Remsen published his first scientific paper at age 20, and published other technical papers during his graduate student years, including the article "On taking field notes" in the journal American Birds which became much-noticed by field observers and American birders in the following decades.

While at LSU, Remsen spent a total of two years in the remote areas of the Amazon and the Andes, which became the basis for the book An Annotated List of the Birds of Bolivia (ISBN 978-0931130168), which was published in 1989 in collaboration with Melvin Alvah Traylor Jr. In 1991, Remsen published the monograph Community Ecology of Neotropical Kingfishers, and in 1997 produced the monograph "Studies in Neotropical Ornithology Honoring Ted Parker" "Ornithological Monographs"" No. 48: 1–917), a collection of 51 peer-reviewed papers. In 2007, he co-edited with Carla Cicero another monograph honoring the career of his mentor Ned K. Johnson: "Festschrift to Ned K. Johnson: Geographic Variation and Evolution in Birds.

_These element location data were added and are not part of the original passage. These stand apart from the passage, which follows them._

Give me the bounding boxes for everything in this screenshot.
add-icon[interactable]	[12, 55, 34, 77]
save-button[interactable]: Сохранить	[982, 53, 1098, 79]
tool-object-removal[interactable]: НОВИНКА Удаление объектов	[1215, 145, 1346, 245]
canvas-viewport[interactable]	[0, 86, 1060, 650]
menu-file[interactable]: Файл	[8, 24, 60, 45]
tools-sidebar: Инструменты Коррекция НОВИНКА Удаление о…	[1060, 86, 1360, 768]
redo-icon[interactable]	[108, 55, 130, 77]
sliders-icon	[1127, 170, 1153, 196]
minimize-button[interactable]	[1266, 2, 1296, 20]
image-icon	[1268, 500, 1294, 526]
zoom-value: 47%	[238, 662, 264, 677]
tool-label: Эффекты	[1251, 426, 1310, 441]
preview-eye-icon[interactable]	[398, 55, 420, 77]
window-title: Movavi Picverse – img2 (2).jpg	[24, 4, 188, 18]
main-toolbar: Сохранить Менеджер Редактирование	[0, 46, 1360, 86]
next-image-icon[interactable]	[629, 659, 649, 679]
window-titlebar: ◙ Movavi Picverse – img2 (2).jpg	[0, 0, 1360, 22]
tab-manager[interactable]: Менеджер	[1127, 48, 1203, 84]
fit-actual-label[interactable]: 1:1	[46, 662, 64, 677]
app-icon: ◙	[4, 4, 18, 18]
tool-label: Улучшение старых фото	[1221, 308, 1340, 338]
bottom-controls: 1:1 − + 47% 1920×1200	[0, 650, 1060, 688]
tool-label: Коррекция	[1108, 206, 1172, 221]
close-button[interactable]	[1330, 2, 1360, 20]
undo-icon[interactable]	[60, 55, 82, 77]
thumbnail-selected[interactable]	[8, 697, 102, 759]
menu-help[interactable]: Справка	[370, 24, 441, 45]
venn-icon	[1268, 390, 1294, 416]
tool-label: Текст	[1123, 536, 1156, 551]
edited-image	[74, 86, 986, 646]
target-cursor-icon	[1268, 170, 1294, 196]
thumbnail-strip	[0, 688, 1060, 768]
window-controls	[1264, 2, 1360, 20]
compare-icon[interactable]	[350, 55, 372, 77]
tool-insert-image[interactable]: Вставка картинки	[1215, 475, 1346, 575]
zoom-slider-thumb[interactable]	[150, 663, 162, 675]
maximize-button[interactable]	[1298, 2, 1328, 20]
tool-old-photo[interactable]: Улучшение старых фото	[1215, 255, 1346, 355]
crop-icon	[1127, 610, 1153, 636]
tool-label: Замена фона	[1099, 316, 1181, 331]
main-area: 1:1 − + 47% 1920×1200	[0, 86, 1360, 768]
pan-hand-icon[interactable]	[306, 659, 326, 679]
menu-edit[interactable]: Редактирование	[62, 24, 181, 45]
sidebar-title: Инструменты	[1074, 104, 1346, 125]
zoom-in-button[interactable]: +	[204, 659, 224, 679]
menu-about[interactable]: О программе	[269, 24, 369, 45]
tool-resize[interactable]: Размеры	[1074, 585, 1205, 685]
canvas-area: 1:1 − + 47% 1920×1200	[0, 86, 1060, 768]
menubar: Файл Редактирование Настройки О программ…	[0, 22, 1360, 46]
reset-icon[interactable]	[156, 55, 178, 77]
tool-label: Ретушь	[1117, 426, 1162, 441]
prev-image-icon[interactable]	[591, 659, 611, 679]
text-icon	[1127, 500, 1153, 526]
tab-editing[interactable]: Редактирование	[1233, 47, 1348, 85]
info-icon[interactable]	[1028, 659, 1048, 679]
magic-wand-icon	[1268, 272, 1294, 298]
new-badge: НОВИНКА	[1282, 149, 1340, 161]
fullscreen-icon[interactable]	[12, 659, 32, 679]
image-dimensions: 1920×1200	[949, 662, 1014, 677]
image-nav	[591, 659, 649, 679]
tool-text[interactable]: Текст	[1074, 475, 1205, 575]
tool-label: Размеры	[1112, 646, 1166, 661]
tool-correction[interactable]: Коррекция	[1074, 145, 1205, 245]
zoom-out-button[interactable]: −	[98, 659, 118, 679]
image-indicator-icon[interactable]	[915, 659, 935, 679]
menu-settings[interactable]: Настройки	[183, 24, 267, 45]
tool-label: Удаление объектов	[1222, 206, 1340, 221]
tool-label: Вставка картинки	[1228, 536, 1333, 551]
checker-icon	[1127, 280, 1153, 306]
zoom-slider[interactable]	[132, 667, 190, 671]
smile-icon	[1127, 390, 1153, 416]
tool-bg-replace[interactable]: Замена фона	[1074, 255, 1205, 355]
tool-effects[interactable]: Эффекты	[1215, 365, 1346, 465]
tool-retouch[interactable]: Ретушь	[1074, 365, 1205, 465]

To start a standardized classification and nomenclature of the Neotropical avifauna, Remsen sent a proposal to the American Ornithologists' Union in 1997 to create a South American counterpart to the already known AOU Check-list Committee which covered the avifauna of the Western Hemisphere from Panama and north to the Caribbean. In 1999, the proposal for the constitution of the South American Classification Committee (SACC) has been approved and in October 2000 the first classification on the split of the Huayco Tinamou (Rhynchotus maculicollis) from the Red-winged Tinamou (Rhynchotus rufescens) was available online. The system that Remsen invented for SACC was to place all proposals for change online and open access, as well as comments and votes concerning those proposals; thus, the system is completely transparent and qualified non-committee members are invited to contribute. Remsen is also a member (since 1984) of the American Ornithologists' Union's North American Classification Committee and thus co-author of the printed version of that classification.

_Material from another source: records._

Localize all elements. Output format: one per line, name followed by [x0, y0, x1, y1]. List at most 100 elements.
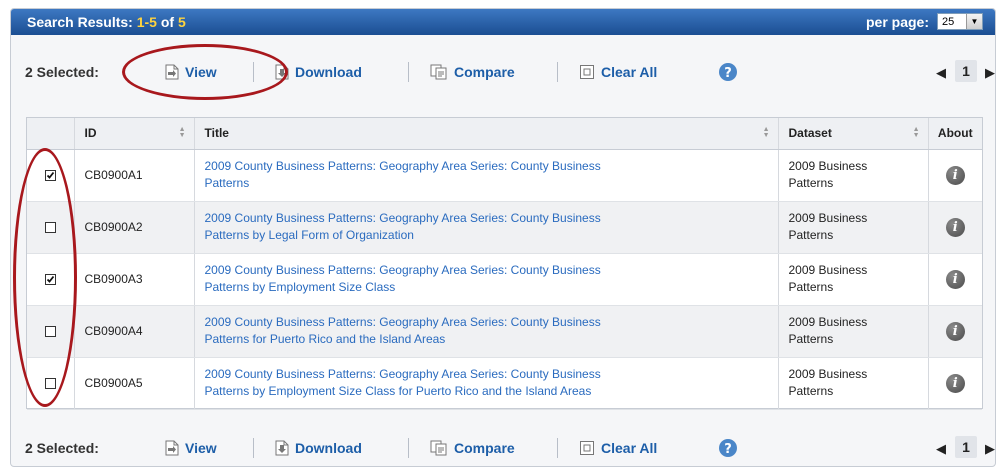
- sort-icon[interactable]: ▲ ▼: [179, 126, 186, 139]
- row-checkbox[interactable]: [44, 221, 56, 233]
- compare-icon: [430, 440, 447, 456]
- previous-page-icon[interactable]: ◀: [936, 65, 946, 81]
- compare-label: Compare: [454, 440, 515, 456]
- row-select-cell: [27, 253, 75, 306]
- clear-all-button[interactable]: Clear All: [579, 64, 657, 80]
- checkmark-icon: [46, 171, 54, 179]
- info-icon[interactable]: i: [945, 373, 965, 393]
- header-about: About: [928, 118, 982, 150]
- help-icon[interactable]: ?: [718, 438, 738, 458]
- row-dataset: 2009 Business Patterns: [778, 253, 929, 306]
- results-range: 1-5: [136, 14, 157, 30]
- clear-all-label: Clear All: [601, 64, 658, 80]
- row-id: CB0900A4: [74, 305, 195, 358]
- row-title-link[interactable]: 2009 County Business Patterns: Geography…: [205, 159, 601, 190]
- row-select-cell: [27, 201, 75, 254]
- compare-icon: [430, 64, 447, 80]
- per-page-value: 25: [942, 15, 955, 28]
- compare-button[interactable]: Compare: [430, 64, 515, 80]
- row-about: i: [928, 201, 982, 254]
- compare-label: Compare: [454, 64, 515, 80]
- clear-all-label: Clear All: [601, 440, 658, 456]
- current-page[interactable]: 1: [955, 436, 977, 458]
- row-title-link[interactable]: 2009 County Business Patterns: Geography…: [205, 315, 601, 346]
- per-page-select[interactable]: 25 ▼: [937, 13, 983, 30]
- view-document-icon: [165, 440, 179, 456]
- row-select-cell: [27, 357, 75, 410]
- next-page-icon[interactable]: ▶: [985, 65, 995, 81]
- selected-count: 2 Selected:: [25, 64, 99, 80]
- row-dataset: 2009 Business Patterns: [778, 201, 929, 254]
- row-about: i: [928, 253, 982, 306]
- view-label: View: [185, 440, 217, 456]
- info-icon[interactable]: i: [945, 217, 965, 237]
- row-about: i: [928, 149, 982, 202]
- sort-icon[interactable]: ▲ ▼: [763, 126, 770, 139]
- selected-count: 2 Selected:: [25, 440, 99, 456]
- clear-all-button[interactable]: Clear All: [579, 440, 657, 456]
- results-total: 5: [177, 14, 186, 30]
- toolbar-divider: [253, 438, 254, 458]
- results-header: Search Results: 1-5 of 5 per page: 25 ▼: [11, 9, 995, 35]
- row-select-cell: [27, 305, 75, 358]
- actions-toolbar-top: 2 Selected: View Download Compare Clear …: [11, 56, 995, 88]
- row-title: 2009 County Business Patterns: Geography…: [194, 357, 779, 410]
- results-of-label: of: [160, 14, 175, 30]
- header-id[interactable]: ID ▲ ▼: [74, 118, 195, 150]
- row-about: i: [928, 305, 982, 358]
- row-checkbox[interactable]: [44, 377, 56, 389]
- row-id: CB0900A1: [74, 149, 195, 202]
- row-title: 2009 County Business Patterns: Geography…: [194, 201, 779, 254]
- header-title[interactable]: Title ▲ ▼: [194, 118, 779, 150]
- compare-button[interactable]: Compare: [430, 440, 515, 456]
- row-dataset: 2009 Business Patterns: [778, 357, 929, 410]
- download-icon: [275, 440, 289, 456]
- row-dataset: 2009 Business Patterns: [778, 305, 929, 358]
- checkmark-icon: [46, 275, 54, 283]
- previous-page-icon[interactable]: ◀: [936, 441, 946, 457]
- download-button[interactable]: Download: [275, 64, 362, 80]
- current-page[interactable]: 1: [955, 60, 977, 82]
- toolbar-divider: [557, 62, 558, 82]
- view-button[interactable]: View: [165, 64, 217, 80]
- row-title-link[interactable]: 2009 County Business Patterns: Geography…: [205, 263, 601, 294]
- row-id: CB0900A5: [74, 357, 195, 410]
- row-dataset: 2009 Business Patterns: [778, 149, 929, 202]
- row-id: CB0900A3: [74, 253, 195, 306]
- row-checkbox[interactable]: [44, 325, 56, 337]
- row-id: CB0900A2: [74, 201, 195, 254]
- clear-all-icon: [580, 441, 594, 455]
- results-summary: Search Results: 1-5 of 5: [27, 14, 186, 30]
- chevron-down-icon[interactable]: ▼: [966, 14, 982, 29]
- table-row: CB0900A2 2009 County Business Patterns: …: [27, 201, 982, 254]
- next-page-icon[interactable]: ▶: [985, 441, 995, 457]
- toolbar-divider: [253, 62, 254, 82]
- row-title-link[interactable]: 2009 County Business Patterns: Geography…: [205, 367, 601, 398]
- row-select-cell: [27, 149, 75, 202]
- row-about: i: [928, 357, 982, 410]
- info-icon[interactable]: i: [945, 165, 965, 185]
- table-header-row: ID ▲ ▼ Title ▲ ▼ Dataset ▲ ▼ About: [27, 118, 982, 150]
- row-title: 2009 County Business Patterns: Geography…: [194, 149, 779, 202]
- info-icon[interactable]: i: [945, 269, 965, 289]
- table-row: CB0900A3 2009 County Business Patterns: …: [27, 253, 982, 306]
- row-checkbox[interactable]: [44, 273, 56, 285]
- row-checkbox[interactable]: [44, 169, 56, 181]
- per-page-label: per page:: [865, 13, 929, 30]
- row-title: 2009 County Business Patterns: Geography…: [194, 305, 779, 358]
- view-label: View: [185, 64, 217, 80]
- help-icon[interactable]: ?: [718, 62, 738, 82]
- toolbar-divider: [557, 438, 558, 458]
- download-button[interactable]: Download: [275, 440, 362, 456]
- header-select: [27, 118, 75, 150]
- actions-toolbar-bottom: 2 Selected: View Download Compare Clear …: [11, 432, 995, 464]
- download-label: Download: [295, 64, 362, 80]
- row-title-link[interactable]: 2009 County Business Patterns: Geography…: [205, 211, 601, 242]
- header-dataset[interactable]: Dataset ▲ ▼: [778, 118, 929, 150]
- svg-text:?: ?: [724, 66, 732, 81]
- results-table: ID ▲ ▼ Title ▲ ▼ Dataset ▲ ▼ About CB0900A1 20…: [26, 117, 983, 410]
- info-icon[interactable]: i: [945, 321, 965, 341]
- view-button[interactable]: View: [165, 440, 217, 456]
- sort-icon[interactable]: ▲ ▼: [913, 126, 920, 139]
- toolbar-divider: [408, 438, 409, 458]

In 1998, Remsen co-described (with Robb Thomas Brumfield) the subspecies Cinnycerthia fulva gravesi and Cinnycerthia fulva fitzpatricki of the fulvous wren. In 2003, he wrote the 196-page chapter of the family of ovenbirds (Furnariidae) in the eighth volume of the Handbook of the Birds of the World and in collaboration with Edward C. Dickinson he was co-author of the third edition of the Howard and Moore Complete Checklist of the Birds of the World. In 2013, they collaborated again on the fourth edition of the Howard & Moore checklist on non-passerines.

In 2016, Remsen was one of the co-authors of the richly illustrated field guide Birds of Bolivia (ISBN 978-9990596182) along with Sebastian K. Herzog, Ryan S. Terrill, A. E. Jahn, O. Maillard Z., V. H. García-Solíz, R. MacLeod, A. Maccormick, and J. Q. Vidoz.

==Honors==
In 2013, Remsen received the Brewster Medal of the American Ornithologists' Union for his contributions to the study, the taxonomy, and nomenclature of the South American avifauna. In 1994, he was commemorated with the species' epithet of the vulnerable chestnut-bellied cotinga (Doliornis remseni) which is found in Colombia, Ecuador, and Peru.